Comparing the three outputs of the Round component

If you hover over the ‘P’ output of the Divide Curve component, you will see that the data is organized as a DataTree (we reviewed Data Trees in the last lesson). Instead of listing the actual data, the tooltip now lists the path and number of items in each branch of the DataTree. In this case, we have 14 branches in the DataTree (one for each floor of our building), with 16 points in each branch representing the 16 points generated by dividing each curve.
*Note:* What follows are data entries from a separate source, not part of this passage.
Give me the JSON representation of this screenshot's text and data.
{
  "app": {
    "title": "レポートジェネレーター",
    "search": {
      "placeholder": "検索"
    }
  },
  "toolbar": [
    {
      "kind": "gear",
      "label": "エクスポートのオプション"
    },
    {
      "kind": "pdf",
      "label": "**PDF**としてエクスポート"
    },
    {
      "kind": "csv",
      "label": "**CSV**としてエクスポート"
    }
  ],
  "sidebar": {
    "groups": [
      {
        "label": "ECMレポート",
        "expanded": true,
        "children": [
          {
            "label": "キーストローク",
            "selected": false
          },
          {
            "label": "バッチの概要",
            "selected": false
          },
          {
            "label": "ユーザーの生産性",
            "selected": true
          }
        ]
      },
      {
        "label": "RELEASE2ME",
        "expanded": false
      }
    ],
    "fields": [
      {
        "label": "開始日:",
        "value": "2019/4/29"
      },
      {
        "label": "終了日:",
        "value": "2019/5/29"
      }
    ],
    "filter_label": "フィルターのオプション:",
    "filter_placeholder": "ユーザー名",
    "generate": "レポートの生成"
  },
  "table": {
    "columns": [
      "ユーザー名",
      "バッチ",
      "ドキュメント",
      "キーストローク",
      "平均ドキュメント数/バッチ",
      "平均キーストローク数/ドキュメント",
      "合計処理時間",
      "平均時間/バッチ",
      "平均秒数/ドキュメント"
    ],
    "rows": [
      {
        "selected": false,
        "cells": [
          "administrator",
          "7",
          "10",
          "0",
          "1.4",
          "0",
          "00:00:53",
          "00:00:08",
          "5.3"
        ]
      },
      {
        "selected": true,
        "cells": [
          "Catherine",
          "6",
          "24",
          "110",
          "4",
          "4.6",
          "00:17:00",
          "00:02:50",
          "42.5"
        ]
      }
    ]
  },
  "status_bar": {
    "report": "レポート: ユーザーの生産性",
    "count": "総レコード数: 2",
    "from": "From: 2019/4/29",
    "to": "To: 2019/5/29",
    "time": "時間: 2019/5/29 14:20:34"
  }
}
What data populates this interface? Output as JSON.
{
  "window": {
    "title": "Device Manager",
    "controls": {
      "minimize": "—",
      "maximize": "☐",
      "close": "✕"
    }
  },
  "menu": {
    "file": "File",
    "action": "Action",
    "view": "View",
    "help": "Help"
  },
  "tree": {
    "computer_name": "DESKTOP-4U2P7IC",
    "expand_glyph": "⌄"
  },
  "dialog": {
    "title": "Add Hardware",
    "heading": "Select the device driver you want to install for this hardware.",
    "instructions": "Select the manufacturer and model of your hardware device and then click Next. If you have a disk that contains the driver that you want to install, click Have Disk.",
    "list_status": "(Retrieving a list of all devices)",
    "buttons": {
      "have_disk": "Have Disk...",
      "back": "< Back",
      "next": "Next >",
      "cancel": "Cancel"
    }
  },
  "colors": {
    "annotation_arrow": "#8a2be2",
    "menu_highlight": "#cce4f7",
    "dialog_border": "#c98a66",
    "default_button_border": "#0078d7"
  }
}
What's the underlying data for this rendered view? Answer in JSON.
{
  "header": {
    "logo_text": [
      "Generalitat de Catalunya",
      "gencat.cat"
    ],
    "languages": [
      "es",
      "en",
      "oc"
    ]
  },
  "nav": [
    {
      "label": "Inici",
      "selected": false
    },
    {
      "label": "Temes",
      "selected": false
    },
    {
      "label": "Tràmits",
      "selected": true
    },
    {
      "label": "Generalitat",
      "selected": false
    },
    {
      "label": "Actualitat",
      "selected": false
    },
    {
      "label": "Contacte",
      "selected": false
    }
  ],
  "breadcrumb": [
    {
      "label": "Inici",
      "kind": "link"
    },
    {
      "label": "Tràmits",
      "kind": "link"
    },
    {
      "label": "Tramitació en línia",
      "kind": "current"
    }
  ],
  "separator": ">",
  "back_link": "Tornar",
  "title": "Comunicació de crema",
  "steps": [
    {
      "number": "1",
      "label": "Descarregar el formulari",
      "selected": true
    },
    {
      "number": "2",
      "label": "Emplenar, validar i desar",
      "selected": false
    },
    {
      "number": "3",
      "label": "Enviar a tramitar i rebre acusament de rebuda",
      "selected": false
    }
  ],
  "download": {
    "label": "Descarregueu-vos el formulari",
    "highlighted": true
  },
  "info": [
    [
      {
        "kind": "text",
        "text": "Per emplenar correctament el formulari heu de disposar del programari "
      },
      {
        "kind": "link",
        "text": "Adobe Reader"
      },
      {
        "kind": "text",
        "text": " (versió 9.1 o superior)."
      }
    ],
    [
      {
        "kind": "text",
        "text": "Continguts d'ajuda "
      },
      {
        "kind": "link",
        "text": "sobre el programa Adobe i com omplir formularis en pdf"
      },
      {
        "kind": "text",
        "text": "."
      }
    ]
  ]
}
Tooltip showing the structure of the DataTree produced by the Divide Curve component

The DataTree was created automatically by Grasshopper because we supplied a List of Curves to the Divide Curve component which itself produces a List of Points for each Curve. The Divide Curve component runs once for each Curve and puts the resulting Points on a separate branch of the DataTree. Although DataTrees can be confusing at first, they are actually quite helpful for organizing data in proper hierarchies based on how the model is built. Without DataTrees, we would be stuck with one long list of Points after our division, which would make the rest of this exercise much more challenging.

NOTE

It would be challenging but not impossible, and in fact before DataTrees were implemented in Grasshopper there were many workarounds for doing this using clever data manipulations. As an extra challenge, try flattening the set of points coming out of the Divide Curve component, and see if you can work through the rest of the definition while still generating the proper final output.

The points generated by the Divide Curve component will define the lower two corner points of each panel. To define the upper corner points we can use a Move component to create another version of the Points moved up to the top of each floor. We can reuse the Unit Z component we created previously for the extrusion to specify the translation vector of the move.